Penicillins were the most frequently prescribed antibiotics in both the case and control cohorts, accounting for 28.9% of prescriptions, followed by cephalosporins (16.5%), fluoroquinolones (14.8%), nitrofurantoin (8.6%), and sulfonamides (6.2%). Antibiotics not included in these classes were grouped and constituted 6.9% of prescriptions. Statistical analysis revealed that sulfonamides posed the highest risk of cADRs, with an adjusted odds ratio (aOR) of 2.9, corresponding to 3.22 cADRs per 1,000 prescriptions. Cephalosporins followed with an aOR of 2.6, while nitrofurantoin (aOR = 2.2), penicillins (aOR = 1.4), and fluoroquinolones (aOR = 1.3) also demonstrated significant risks. Among the 21,758 cADR cases, 2,852 (13.1%) required hospitalization within 60 days of outpatient antibiotic use, with SJS/TEN being explicitly identified in 50 cases (1.8%). Although in-hospital mortality for all serious cADRs was relatively low (5.3%), the mortality rate for SJS/TEN was notably higher at 20.0%.

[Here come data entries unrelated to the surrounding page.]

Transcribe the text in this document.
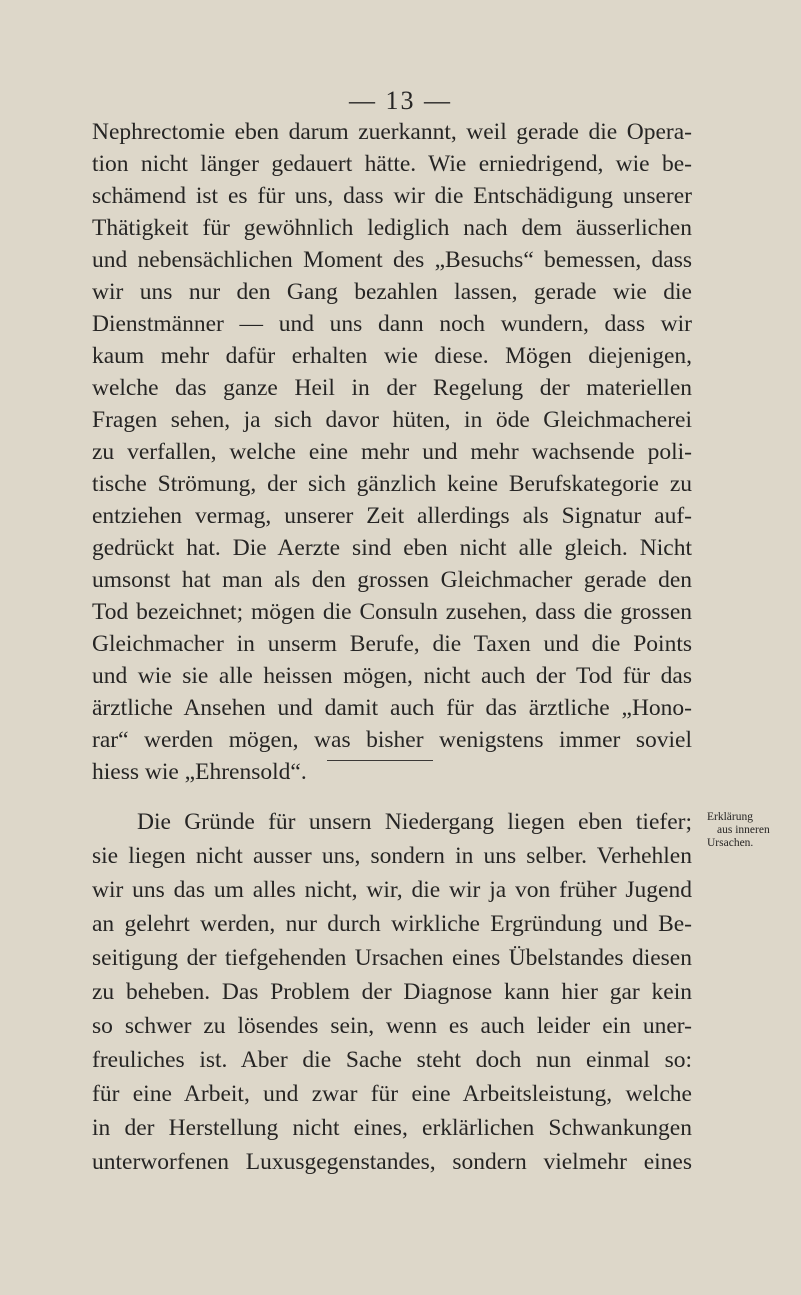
— 13 —
Nephrectomie eben darum zuerkannt, weil gerade die Opera-
tion nicht länger gedauert hätte. Wie erniedrigend, wie be-
schämend ist es für uns, dass wir die Entschädigung unserer
Thätigkeit für gewöhnlich lediglich nach dem äusserlichen
und nebensächlichen Moment des „Besuchs“ bemessen, dass
wir uns nur den Gang bezahlen lassen, gerade wie die
Dienstmänner — und uns dann noch wundern, dass wir
kaum mehr dafür erhalten wie diese. Mögen diejenigen,
welche das ganze Heil in der Regelung der materiellen
Fragen sehen, ja sich davor hüten, in öde Gleichmacherei
zu verfallen, welche eine mehr und mehr wachsende poli-
tische Strömung, der sich gänzlich keine Berufskategorie zu
entziehen vermag, unserer Zeit allerdings als Signatur auf-
gedrückt hat. Die Aerzte sind eben nicht alle gleich. Nicht
umsonst hat man als den grossen Gleichmacher gerade den
Tod bezeichnet; mögen die Consuln zusehen, dass die grossen
Gleichmacher in unserm Berufe, die Taxen und die Points
und wie sie alle heissen mögen, nicht auch der Tod für das
ärztliche Ansehen und damit auch für das ärztliche „Hono-
rar“ werden mögen, was bisher wenigstens immer soviel
hiess wie „Ehrensold“.
Die Gründe für unsern Niedergang liegen eben tiefer;
sie liegen nicht ausser uns, sondern in uns selber. Verhehlen
wir uns das um alles nicht, wir, die wir ja von früher Jugend
an gelehrt werden, nur durch wirkliche Ergründung und Be-
seitigung der tiefgehenden Ursachen eines Übelstandes diesen
zu beheben. Das Problem der Diagnose kann hier gar kein
so schwer zu lösendes sein, wenn es auch leider ein uner-
freuliches ist. Aber die Sache steht doch nun einmal so:
für eine Arbeit, und zwar für eine Arbeitsleistung, welche
in der Herstellung nicht eines, erklärlichen Schwankungen
unterworfenen Luxusgegenstandes, sondern vielmehr eines
Erklärung
aus inneren
Ursachen.
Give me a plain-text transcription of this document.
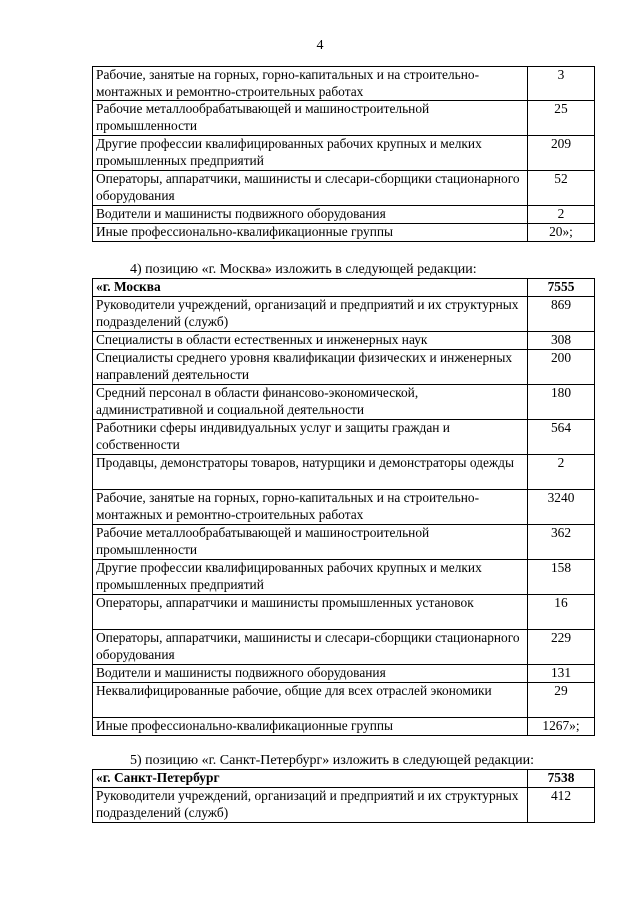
4
Рабочие, занятые на горных, горно-капитальных и на строительно-монтажных и ремонтно-строительных работах	3
Рабочие металлообрабатывающей и машиностроительной промышленности	25
Другие профессии квалифицированных рабочих крупных и мелких промышленных предприятий	209
Операторы, аппаратчики, машинисты и слесари-сборщики стационарного оборудования	52
Водители и машинисты подвижного оборудования	2
Иные профессионально-квалификационные группы	20»;
4) позицию «г. Москва» изложить в следующей редакции:
«г. Москва	7555
Руководители учреждений, организаций и предприятий и их структурных подразделений (служб)	869
Специалисты в области естественных и инженерных наук	308
Специалисты среднего уровня квалификации физических и инженерных направлений деятельности	200
Средний персонал в области финансово-экономической, административной и социальной деятельности	180
Работники сферы индивидуальных услуг и защиты граждан и собственности	564
Продавцы, демонстраторы товаров, натурщики и демонстраторы одежды	2
Рабочие, занятые на горных, горно-капитальных и на строительно-монтажных и ремонтно-строительных работах	3240
Рабочие металлообрабатывающей и машиностроительной промышленности	362
Другие профессии квалифицированных рабочих крупных и мелких промышленных предприятий	158
Операторы, аппаратчики и машинисты промышленных установок	16
Операторы, аппаратчики, машинисты и слесари-сборщики стационарного оборудования	229
Водители и машинисты подвижного оборудования	131
Неквалифицированные рабочие, общие для всех отраслей экономики	29
Иные профессионально-квалификационные группы	1267»;
5) позицию «г. Санкт-Петербург» изложить в следующей редакции:
«г. Санкт-Петербург	7538
Руководители учреждений, организаций и предприятий и их структурных подразделений (служб)	412
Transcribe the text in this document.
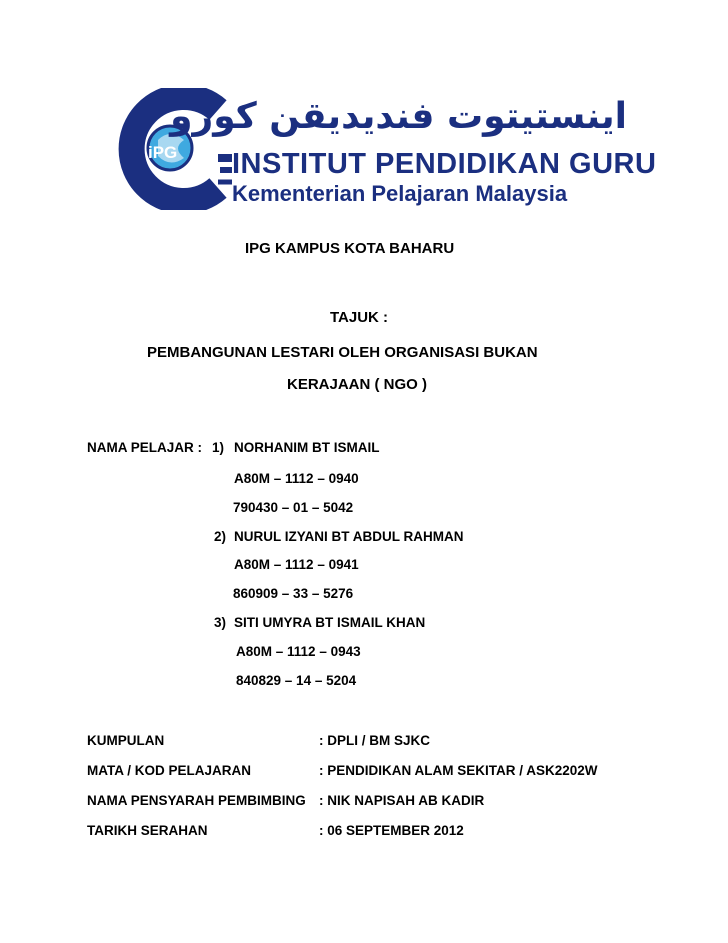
iPG
اينستيتوت فنديديقن كورو
INSTITUT PENDIDIKAN GURU
Kementerian Pelajaran Malaysia
IPG KAMPUS KOTA BAHARU
TAJUK :
PEMBANGUNAN LESTARI OLEH ORGANISASI BUKAN
KERAJAAN ( NGO )
NAMA PELAJAR : 1) NORHANIM BT ISMAIL
A80M – 1112 – 0940
790430 – 01 – 5042
2) NURUL IZYANI BT ABDUL RAHMAN
A80M – 1112 – 0941
860909 – 33 – 5276
3) SITI UMYRA BT ISMAIL KHAN
A80M – 1112 – 0943
840829 – 14 – 5204
KUMPULAN	: DPLI / BM SJKC
MATA / KOD PELAJARAN	: PENDIDIKAN ALAM SEKITAR / ASK2202W
NAMA PENSYARAH PEMBIMBING : NIK NAPISAH AB KADIR
TARIKH SERAHAN	: 06 SEPTEMBER 2012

Cutaneous drug reactions affect 2-3% of hospitalized patients, with most being mild, self-limiting, and resolving once the offending drug is discontinued. However, severe and potentially life-threatening reactions occur in about 1 in 1000 hospitalized patients. Mortality rates are notably higher for erythema multiforme (EM) major. SJS has a mortality rate of less than 5%, while TEN has a significantly higher rate, ranging from 20-30%, with sepsis being the leading cause of death. Women are more likely than men to experience adverse cutaneous drug reactions, and the incidence increases with age, making elderly patients more susceptible to these reactions.
The study findings underscore the need for medical practitioners to consider the potential cADR risks when prescribing antibiotics, particularly in elderly patients who are more vulnerable to adverse drug reactions due to higher antibiotic consumption, comorbidities, and polypharmacy. Selecting lower-risk antibiotics whenever clinically feasible could reduce the incidence of these severe reactions and improve patient outcomes.
References
- Lee EY, Gomes T, Drucker AM, Daneman N, Asaf A, Wu F, et al. Oral Antibiotics and Risk of Serious Cutaneous Adverse Drug Reactions. JAMA [Internet]. 2024 Aug 8 [cited 2024 Aug 13]; Available from: https://doi.org/10.1001/jama.2024.11437
- Al Aboud DM, Nessel TA, Hafsi W. Cutaneous Adverse Drug Reaction. In: StatPearls [Internet]. Treasure Island (FL): StatPearls Publishing; 2024 [cited 2024 Aug 13]. Available from: http://www.ncbi.nlm.nih.gov/books/NBK533000/
- Nayak S, Acharjya B. ADVERSE CUTANEOUS DRUG REACTION. Indian J Dermatol. 2008;53(1):2–8.